Вот слова, которых не следовало говорить. Почему Джесси произнесла их? Джесси, готовая на всякий риск, любительница всего неведомого… Да-да, я припоминаю ваши загоревшиеся при виде низменных страстей глаза, ваши ноздри, раздувавшиеся при виде чужих страданий, ваши нервы, протянутые к недосягаемым желаниям… Но убить человека, своего же мужа – этого не может быть!..
Я беру нежную руку молодой женщины, руку с длинными, тонкими пальцами, и держу ее в своей. Нет, эта полная жизни рука не могла причинить смерть…
Я пытаюсь успокоить ее обычными словами утешения:
– Они наверняка потеряли ваш след. Как вы допускаете, что они теперь могут разыскать нас. Буран замел все следы, и нет такого человека, который умел бы читать по гладкому снегу. Даже если бы они попробовали такую штуку, то следы саней, собачьих лап, ваших шагов и моих – все это исчезло навсегда. В такую ночь в горах ненадежно, и сам дьявол не рискнет выйти туда на прогулку…
Темпест нервничает, идет к низкой двери, обнюхивает ее и лает.
Джесси, обезумев, кричит:
– Дьяволы обходят нас… вот они!.. Сомнений нет, это они!..
Среди рева бури раздается лай измученной своры и возгласы ободряющих ее проводников.
– Эгайгайяга! Эгойогооо…
Еще мгновение, и Темпест кинется. Джесси бросается вперед и падает перед собакой в тот момент, когда та уже у самой двери. Вдвоем, на коленях, мы образуем странную группу. Собака глядит на нас изумленными глазами…

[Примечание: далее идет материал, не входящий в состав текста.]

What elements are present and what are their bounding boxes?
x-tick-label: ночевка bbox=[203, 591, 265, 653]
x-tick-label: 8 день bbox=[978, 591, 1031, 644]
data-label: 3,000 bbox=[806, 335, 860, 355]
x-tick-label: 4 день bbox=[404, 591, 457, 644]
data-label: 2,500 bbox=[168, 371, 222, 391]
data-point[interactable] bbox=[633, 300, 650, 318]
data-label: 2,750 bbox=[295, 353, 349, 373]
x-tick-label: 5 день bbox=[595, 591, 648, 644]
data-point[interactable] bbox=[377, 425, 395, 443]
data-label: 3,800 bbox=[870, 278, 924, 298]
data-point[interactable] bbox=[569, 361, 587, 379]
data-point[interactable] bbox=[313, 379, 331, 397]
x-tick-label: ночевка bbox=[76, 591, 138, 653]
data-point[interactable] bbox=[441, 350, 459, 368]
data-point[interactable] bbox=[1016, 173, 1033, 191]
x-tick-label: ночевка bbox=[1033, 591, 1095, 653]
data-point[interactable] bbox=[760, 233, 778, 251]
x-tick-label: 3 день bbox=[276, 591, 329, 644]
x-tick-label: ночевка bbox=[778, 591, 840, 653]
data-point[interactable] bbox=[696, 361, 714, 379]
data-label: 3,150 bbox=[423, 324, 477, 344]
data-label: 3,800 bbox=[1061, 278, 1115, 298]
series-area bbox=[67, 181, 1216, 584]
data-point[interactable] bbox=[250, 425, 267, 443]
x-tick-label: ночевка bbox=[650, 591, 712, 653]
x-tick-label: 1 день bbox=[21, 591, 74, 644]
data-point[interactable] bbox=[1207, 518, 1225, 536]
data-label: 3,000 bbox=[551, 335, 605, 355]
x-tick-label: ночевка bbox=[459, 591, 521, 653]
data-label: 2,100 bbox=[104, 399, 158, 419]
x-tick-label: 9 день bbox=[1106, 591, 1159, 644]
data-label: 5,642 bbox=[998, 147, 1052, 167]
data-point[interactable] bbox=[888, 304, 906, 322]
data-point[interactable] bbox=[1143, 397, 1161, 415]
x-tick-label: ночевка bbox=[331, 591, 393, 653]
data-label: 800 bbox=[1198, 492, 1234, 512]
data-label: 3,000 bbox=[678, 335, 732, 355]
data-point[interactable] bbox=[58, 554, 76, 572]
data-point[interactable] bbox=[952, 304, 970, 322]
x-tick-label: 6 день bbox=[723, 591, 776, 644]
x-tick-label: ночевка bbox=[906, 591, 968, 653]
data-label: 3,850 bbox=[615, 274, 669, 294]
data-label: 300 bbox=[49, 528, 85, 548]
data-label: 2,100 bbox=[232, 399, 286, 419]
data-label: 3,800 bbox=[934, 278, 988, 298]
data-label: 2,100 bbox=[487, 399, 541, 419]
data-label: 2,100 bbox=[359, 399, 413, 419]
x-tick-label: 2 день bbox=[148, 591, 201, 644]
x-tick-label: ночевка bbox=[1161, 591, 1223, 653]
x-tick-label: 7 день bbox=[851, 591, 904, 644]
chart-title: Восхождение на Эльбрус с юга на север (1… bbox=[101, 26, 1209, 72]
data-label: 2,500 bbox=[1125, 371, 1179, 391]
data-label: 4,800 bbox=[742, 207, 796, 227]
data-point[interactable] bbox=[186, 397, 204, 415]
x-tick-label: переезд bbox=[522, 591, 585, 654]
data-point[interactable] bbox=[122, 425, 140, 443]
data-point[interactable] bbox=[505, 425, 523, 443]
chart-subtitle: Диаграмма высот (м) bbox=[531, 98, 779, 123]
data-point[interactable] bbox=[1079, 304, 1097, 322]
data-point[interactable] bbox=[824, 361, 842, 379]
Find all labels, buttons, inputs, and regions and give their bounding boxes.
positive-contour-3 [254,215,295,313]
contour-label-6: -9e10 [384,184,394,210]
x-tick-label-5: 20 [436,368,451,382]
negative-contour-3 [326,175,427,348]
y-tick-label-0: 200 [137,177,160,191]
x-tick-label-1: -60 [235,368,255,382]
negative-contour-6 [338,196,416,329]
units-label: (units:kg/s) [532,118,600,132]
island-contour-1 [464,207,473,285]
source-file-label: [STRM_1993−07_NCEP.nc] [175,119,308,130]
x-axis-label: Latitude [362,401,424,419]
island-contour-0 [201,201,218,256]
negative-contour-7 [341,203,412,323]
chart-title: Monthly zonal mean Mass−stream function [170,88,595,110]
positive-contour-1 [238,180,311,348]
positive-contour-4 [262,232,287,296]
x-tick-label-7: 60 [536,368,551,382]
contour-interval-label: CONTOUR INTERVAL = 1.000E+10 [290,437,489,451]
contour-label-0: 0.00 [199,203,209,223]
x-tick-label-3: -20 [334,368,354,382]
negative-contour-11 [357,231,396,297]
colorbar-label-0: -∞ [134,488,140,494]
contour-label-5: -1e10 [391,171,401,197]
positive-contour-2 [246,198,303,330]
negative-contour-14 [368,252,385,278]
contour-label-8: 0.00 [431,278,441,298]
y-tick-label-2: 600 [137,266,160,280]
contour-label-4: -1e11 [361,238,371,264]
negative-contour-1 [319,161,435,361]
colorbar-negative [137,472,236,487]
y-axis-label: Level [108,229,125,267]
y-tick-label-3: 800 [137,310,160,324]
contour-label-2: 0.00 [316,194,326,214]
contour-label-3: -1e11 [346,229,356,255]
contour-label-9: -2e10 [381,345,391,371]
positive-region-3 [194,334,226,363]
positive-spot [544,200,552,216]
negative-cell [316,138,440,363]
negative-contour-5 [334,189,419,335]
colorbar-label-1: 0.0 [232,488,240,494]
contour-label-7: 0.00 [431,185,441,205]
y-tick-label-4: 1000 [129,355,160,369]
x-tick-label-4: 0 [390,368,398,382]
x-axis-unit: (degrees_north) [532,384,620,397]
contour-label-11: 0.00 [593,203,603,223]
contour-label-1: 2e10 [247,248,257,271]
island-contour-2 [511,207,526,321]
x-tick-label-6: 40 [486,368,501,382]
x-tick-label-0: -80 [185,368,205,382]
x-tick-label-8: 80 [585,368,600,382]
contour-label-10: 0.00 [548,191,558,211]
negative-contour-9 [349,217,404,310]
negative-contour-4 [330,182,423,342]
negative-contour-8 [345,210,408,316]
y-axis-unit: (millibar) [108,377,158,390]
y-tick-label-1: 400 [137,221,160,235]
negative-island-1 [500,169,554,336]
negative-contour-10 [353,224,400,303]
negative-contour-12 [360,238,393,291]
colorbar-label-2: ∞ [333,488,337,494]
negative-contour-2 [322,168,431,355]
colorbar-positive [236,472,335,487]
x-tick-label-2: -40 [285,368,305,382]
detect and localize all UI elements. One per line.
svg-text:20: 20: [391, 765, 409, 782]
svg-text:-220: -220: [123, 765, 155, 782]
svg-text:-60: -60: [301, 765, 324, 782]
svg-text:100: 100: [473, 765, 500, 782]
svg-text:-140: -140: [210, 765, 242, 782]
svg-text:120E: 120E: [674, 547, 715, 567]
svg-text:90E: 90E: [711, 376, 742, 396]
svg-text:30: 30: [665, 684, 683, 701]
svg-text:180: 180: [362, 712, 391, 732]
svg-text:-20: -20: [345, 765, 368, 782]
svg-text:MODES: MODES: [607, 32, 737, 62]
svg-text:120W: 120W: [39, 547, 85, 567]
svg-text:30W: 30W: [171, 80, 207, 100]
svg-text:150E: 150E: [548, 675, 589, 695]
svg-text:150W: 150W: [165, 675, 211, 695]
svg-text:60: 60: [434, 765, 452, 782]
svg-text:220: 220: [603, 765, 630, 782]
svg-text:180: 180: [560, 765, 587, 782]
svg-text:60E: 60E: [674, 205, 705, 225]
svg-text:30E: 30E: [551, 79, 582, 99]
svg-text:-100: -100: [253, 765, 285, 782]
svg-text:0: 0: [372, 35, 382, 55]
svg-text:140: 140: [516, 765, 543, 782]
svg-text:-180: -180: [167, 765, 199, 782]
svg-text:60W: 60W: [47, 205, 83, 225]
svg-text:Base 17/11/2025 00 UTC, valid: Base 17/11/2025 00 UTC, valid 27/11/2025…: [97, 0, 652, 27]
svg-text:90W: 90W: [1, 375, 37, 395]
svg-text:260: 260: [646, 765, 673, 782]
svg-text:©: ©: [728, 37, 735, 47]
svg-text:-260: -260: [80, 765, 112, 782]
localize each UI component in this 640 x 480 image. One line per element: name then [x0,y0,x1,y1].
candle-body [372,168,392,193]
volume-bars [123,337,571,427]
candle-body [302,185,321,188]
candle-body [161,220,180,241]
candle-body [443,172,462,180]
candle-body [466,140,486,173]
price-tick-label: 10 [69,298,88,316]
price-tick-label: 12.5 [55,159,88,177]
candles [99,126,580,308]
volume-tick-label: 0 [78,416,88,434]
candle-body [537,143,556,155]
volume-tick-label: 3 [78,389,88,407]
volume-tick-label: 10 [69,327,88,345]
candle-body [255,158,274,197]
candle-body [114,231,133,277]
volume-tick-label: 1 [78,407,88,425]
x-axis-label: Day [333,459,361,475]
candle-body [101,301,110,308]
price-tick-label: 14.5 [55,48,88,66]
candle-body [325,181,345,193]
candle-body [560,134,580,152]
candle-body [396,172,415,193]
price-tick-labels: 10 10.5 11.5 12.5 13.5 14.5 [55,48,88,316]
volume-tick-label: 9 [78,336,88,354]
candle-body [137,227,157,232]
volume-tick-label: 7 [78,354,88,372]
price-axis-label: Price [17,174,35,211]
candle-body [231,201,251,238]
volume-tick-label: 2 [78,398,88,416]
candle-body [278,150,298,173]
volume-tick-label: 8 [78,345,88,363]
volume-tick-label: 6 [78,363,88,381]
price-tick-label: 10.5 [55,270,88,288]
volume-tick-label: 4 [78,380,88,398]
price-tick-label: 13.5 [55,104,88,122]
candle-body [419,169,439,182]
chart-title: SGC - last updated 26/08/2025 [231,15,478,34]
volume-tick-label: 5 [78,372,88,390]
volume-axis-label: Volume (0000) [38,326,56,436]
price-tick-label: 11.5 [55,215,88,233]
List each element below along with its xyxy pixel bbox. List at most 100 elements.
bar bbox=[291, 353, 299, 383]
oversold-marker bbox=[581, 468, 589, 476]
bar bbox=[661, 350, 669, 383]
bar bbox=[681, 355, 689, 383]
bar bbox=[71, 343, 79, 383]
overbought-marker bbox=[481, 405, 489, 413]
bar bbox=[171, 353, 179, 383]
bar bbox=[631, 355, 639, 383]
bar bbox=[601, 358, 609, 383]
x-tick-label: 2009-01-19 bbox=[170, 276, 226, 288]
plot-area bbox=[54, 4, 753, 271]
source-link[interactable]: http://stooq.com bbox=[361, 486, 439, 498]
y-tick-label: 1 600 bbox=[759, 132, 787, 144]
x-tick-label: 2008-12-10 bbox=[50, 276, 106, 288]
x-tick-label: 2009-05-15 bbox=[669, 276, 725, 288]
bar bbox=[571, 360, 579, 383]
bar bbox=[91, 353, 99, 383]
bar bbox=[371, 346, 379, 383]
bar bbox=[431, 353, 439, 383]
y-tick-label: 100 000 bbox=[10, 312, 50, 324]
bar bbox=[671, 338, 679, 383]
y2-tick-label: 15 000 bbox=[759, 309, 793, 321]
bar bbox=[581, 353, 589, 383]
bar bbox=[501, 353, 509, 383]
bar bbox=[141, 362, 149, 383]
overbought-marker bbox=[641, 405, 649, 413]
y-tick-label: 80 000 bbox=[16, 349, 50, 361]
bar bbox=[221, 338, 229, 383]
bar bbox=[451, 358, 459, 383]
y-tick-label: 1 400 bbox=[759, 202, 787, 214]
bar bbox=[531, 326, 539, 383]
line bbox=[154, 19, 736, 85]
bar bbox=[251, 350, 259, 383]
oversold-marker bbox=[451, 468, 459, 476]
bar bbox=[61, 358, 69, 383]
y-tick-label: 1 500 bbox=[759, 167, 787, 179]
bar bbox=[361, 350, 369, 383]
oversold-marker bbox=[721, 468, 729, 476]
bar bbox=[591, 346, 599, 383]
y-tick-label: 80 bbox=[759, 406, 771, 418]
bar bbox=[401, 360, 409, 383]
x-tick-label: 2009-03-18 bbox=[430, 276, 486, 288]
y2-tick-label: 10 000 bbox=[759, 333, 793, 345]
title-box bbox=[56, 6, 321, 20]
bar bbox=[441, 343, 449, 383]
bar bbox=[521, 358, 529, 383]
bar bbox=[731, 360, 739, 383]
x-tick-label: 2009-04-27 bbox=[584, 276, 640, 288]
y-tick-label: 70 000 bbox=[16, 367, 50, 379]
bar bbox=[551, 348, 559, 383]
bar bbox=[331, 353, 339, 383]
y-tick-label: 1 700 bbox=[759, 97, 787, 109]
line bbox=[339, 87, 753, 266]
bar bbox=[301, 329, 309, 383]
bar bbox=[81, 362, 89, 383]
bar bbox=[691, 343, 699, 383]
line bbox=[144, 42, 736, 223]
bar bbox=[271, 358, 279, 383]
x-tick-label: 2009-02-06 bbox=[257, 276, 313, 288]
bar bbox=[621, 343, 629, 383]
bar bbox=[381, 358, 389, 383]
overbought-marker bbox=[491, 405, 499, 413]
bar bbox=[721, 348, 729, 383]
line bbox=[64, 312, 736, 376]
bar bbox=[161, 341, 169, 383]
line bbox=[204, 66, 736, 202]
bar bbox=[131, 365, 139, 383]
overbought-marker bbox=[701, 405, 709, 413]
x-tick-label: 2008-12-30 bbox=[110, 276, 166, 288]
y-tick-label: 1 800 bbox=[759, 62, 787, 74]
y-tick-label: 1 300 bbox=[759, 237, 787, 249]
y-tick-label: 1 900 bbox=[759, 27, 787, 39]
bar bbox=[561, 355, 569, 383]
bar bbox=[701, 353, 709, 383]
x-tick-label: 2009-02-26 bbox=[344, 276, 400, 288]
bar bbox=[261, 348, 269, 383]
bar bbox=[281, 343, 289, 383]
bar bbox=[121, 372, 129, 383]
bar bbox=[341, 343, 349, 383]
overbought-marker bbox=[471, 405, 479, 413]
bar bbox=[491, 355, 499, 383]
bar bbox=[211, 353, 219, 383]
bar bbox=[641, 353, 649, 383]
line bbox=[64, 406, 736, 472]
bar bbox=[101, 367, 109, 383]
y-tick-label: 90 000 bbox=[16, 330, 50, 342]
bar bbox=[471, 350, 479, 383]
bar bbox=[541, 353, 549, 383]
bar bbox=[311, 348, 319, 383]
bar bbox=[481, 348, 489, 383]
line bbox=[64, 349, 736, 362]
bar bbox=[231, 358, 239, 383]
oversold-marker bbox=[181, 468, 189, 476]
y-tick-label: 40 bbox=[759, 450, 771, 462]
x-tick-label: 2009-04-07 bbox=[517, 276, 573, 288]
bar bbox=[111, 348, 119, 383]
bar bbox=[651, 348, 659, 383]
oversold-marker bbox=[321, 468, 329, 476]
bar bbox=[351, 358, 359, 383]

Если только она залает, мы погибли…
Я сжимаю руками ее голову и говорю ей тихо на ухо:
– Темпест, бесценный мой, замолчи, не будь жестоким, сжалься над этим бедным существом вот тут, возле тебя. Ты ведь не человек, а хорошая собака… У тебя простое и преданное сердце… тебе незнакомы опасные сплетения обстоятельств и доводы, принуждающие нас к действию: ложь, алчность, ревность, мысли, сверлящие голову днем и ночью… Они сейчас пройдут… слышишь их?.. Они ищут добычу… Видишь, как мало мы представляем собой. Только залай, и мы погибли. Моя собака, мой хороший, мой прекрасный Темпест, брат мой, друг мой, молчи, молчи, молчи! Прошу тебя: молчи, не будь носителем человеческого правосудия…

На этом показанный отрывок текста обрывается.